The Economic Crime Unit of the Greater Manchester Police in the United Kingdom said on Wednesday that it had confiscated a USB stick carrying large amounts of Ethereum, the second-largest cryptocurrency behind bitcoin. The USB stick was seized from a 23-year-old man and a 25-year-old woman. They were detained for fraudulent and money laundering cases. The two have subsequently been released with the pending outcome of the inquiry. Police said that the scam's perpetrators were in Manchester for a brief period were tracked quickly by the police. UK police said a "cryptograph safety deposit box" and "the code to access it” were discovered a few days later, and $12.7 million was confiscated. The fraudsters were apprehended for a total of $22.25 million, according to the Economic Crime Unit. Ethereum is now trading at $3,196.49.  

According to the authorities, while describing the process of how the perpetrators deceived the victims, they said that victims deposited money, including life savings, to what they assumed was online savings and trading service utilising Binance Smart Chain, which saves and archives crypto-currency transactions, proving their movement and value. 

Later, the scammers closed their website after receiving a large sum of money and moved the cash to their accounts. The figure totalled 90% of the cryptocurrency taken. According to the authorities, action has now started to reunite it with its actual owners, who are still unidentified and spread around the globe. 

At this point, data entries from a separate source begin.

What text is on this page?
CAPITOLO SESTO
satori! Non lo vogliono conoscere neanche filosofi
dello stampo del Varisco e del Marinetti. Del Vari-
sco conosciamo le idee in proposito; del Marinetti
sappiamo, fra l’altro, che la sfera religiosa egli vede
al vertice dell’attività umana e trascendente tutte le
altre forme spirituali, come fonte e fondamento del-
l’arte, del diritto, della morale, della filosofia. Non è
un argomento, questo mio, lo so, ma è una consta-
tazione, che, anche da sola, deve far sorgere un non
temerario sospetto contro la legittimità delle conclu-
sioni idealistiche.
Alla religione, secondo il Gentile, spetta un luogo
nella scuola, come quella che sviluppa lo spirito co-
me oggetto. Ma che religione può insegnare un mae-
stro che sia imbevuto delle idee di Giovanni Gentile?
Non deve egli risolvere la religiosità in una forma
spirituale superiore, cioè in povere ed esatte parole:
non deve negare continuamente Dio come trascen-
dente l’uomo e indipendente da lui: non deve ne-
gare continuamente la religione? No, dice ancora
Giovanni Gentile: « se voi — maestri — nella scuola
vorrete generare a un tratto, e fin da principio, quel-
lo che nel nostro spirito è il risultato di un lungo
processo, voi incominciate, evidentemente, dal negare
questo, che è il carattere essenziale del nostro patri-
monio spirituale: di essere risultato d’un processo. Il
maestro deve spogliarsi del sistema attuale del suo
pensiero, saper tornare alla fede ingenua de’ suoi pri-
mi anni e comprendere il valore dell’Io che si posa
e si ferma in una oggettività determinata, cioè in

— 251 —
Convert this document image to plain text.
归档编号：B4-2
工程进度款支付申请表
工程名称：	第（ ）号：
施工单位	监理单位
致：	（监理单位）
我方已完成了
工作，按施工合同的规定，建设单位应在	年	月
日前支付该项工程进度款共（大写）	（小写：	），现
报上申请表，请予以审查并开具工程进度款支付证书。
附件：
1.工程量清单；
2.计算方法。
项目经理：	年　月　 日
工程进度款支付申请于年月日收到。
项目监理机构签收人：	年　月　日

Detective Chief Inspector Joe Harrop said that those participating in such platforms should take great caution and understand that major weaknesses and hazards may threaten their funds. Police in the United Kingdom has recently begun confiscating cryptocurrency. Following the seizure of £114 million in crypto a few weeks before, the Metropolitan Police recovered £180 million in crypto in July as part of a money-laundering operation.